Ancestry.com Reports Growth Despite Economic Slump
Despite the worst recession in decades, online genealogy site Ancestry.com says its subscriber base grew more than 10 percent in 2008. Even more important, revenue rose 18 percent, according to CEO Timothy Sullivan of Ancestor's parent company, The Generations Network.
In an interview with The Industry Standard last week, Sullivan said Ancestry.com and its sister companies currently have about 950,000 subscribers worldwide, compared to 825,000 in January 2008. He said that revenue totalled US$195 million in 2008, and earnings before interest, taxes, depreciation and amortization was "a little bit north of $60 million."
How has the company done so well, while many other online services struggle amidst a profound recession? For starters, explained Sullivan, the products offered by Ancestry.com carry universal appeal: access to digitized census and immigration records, and an online service to upload and connect family trees. The Generations Network claims that about 10 million family trees and nearly one billion names have been added by users since July 2006, using both free and subscription services.
But Sullivan pointed to several other factors which have contributed to growth. They include traditionally strong Q1 performance, because of many people's desire to start the new year by researching their family histories. In addition, the company did well migrating users from lower-priced subscription packages to higher-priced services, such as access to digitized historical records from other countries. Ancestry.com's U.S. Deluxe Membership package costs about $13 per month with a one-year subscription. The World Deluxe package is $25 per month.
Sullivan also described more effective -- and more cost-efficient -- advertising.
"We're obviously benefitting on the marketing side from a media environment which may be a once-in-a-several-decade [opportunity] to purchase media at a lower and lower cost," Sullivan said.

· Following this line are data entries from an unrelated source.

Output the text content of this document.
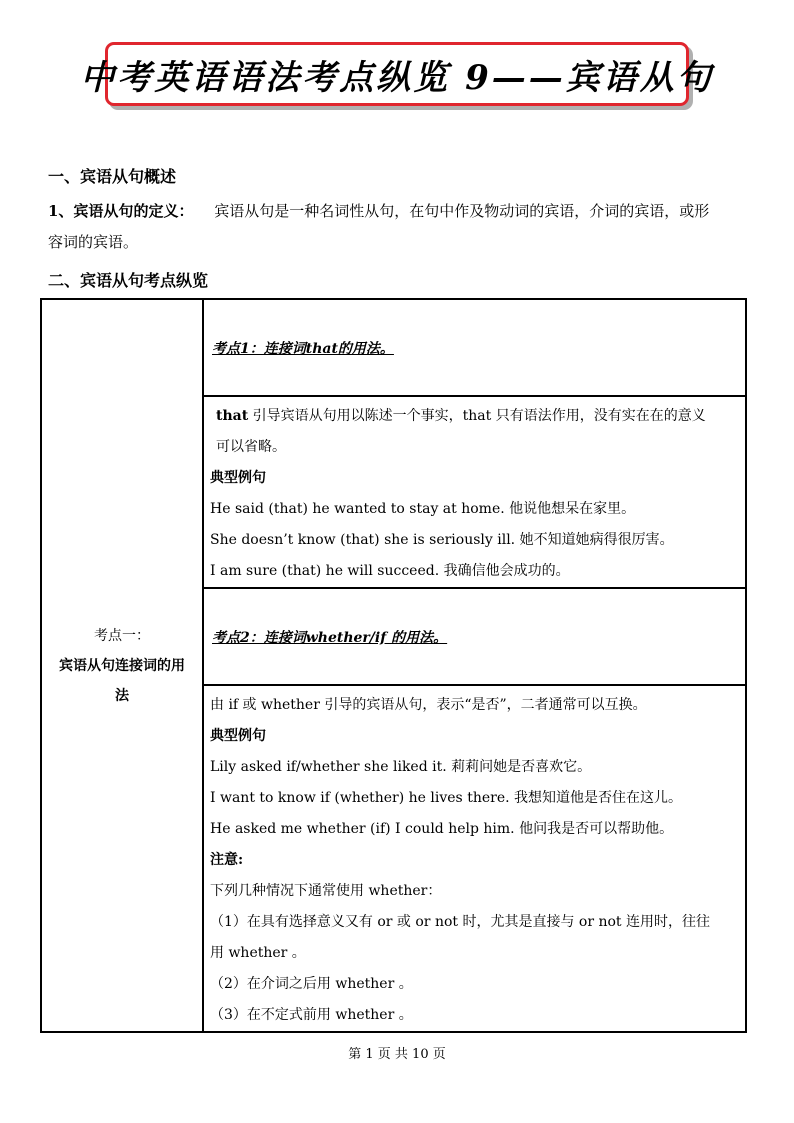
中考英语语法考点纵览 9——宾语从句
一、宾语从句概述
1、宾语从句的定义： 宾语从句是一种名词性从句，在句中作及物动词的宾语，介词的宾语，或形
容词的宾语。
二、宾语从句考点纵览
考点一：
宾语从句连接词的用
法
	考点1：连接词that的用法。

that 引导宾语从句用以陈述一个事实，that 只有语法作用，没有实在在的意义
可以省略。
典型例句
He said (that) he wanted to stay at home. 他说他想呆在家里。
She doesn’t know (that) she is seriously ill. 她不知道她病得很厉害。
I am sure (that) he will succeed. 我确信他会成功的。

考点2：连接词whether/if 的用法。

由 if 或 whether 引导的宾语从句，表示“是否”，二者通常可以互换。
典型例句
Lily asked if/whether she liked it. 莉莉问她是否喜欢它。
I want to know if (whether) he lives there. 我想知道他是否住在这儿。
He asked me whether (if) I could help him. 他问我是否可以帮助他。
注意:
下列几种情况下通常使用 whether：
（1）在具有选择意义又有 or 或 or not 时，尤其是直接与 or not 连用时，往往
用 whether 。
（2）在介词之后用 whether 。
（3）在不定式前用 whether 。
第 1 页 共 10 页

On the Web, Ancestry.com is using paid search, display advertising, and affiliate networks. However, Sullivan said television advertising was another area that had helped the service grow.
"2008 was the first year that television advertising became sort of the largest in [our] media mix," Sullivan said. "We really feel like we've gotten TV advertising to work in an ROI-positive way that also builds a long-term brand."
In addition to costs coming down, he said television advertising has the potential to make an emotional appeal to new customers, especially on cable television channels that meet the company's target demographics. He said Ancestry.com has run commercials on HGTV, Discovery Channel and on news networks.